The nickel deposition by electroless way presents various advantages. As example, its selectivity, the capability to deposit conformal thin films and the relatively simple deposition tool comparing to other metallization techniques can be mentioned . Therefore, electroless nickel as a simple cost-effective metallization process for connections has been developed and used in the last years. Autocatalytic, this process requires yet complex plating bath compositions and several deposition steps, multiplying the variable parameters. In general manner, the deposition steps are: (1) substrate surface cleaning, (2) surface modification, (3) sensitization, (4) catalyzing and (5) Ni deposition . In the case of silicon, the deposition steps can be reduced to 3: (1) surface cleaning, (2) surface palladium activation and (3) Ni deposition. The deposition bath is generally composed by a metallic salt, a reducer, a complexing agent and a buffer.
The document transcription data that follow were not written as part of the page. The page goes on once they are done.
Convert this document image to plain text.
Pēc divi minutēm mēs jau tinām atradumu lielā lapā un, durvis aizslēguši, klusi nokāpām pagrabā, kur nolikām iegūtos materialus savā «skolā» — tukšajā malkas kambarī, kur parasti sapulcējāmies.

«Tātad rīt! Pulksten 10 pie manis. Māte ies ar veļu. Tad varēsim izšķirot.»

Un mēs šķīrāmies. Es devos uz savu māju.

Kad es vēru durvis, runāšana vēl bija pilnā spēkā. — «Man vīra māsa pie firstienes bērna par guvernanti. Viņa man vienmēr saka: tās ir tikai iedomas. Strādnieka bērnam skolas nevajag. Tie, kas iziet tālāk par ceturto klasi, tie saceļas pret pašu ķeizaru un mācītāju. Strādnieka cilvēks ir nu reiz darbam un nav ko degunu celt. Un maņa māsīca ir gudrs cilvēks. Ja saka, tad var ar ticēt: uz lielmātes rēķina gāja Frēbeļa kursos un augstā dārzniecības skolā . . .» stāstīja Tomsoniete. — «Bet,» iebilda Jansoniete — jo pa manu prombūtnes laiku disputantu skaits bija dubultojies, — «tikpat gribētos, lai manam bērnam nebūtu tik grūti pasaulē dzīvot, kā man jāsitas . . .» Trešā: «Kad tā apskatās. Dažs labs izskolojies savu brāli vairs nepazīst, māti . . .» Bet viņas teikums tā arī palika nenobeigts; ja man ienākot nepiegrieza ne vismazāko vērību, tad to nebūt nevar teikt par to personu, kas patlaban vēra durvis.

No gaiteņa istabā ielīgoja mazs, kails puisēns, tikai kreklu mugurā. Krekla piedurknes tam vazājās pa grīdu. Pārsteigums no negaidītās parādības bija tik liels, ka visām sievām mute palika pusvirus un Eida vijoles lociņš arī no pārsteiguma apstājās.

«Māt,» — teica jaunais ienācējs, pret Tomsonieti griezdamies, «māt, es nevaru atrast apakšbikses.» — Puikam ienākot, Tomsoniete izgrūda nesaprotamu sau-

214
The aim of this research work is to investigate by electrochemical analyses and chemical surface characterizations (figure 1), the mechanisms involved in electroless Ni nucleation and growth. The tracking of the open circuit potential during the plating time and the impedance measurements were used in this work as electrochemical methods, to in-situ characterize the surface state. SEM-EDS, XPS and nano-AES methods were employed as ex-situ surface characterizations.
In a first part, the impact of the initial silicon surface and its modification during the 3 deposition steps was highlighted. In a second part, the nickel nucleation and growth was studied modifying the nature and concentration of metallic salt, reducer and complexing agent and the working temperature.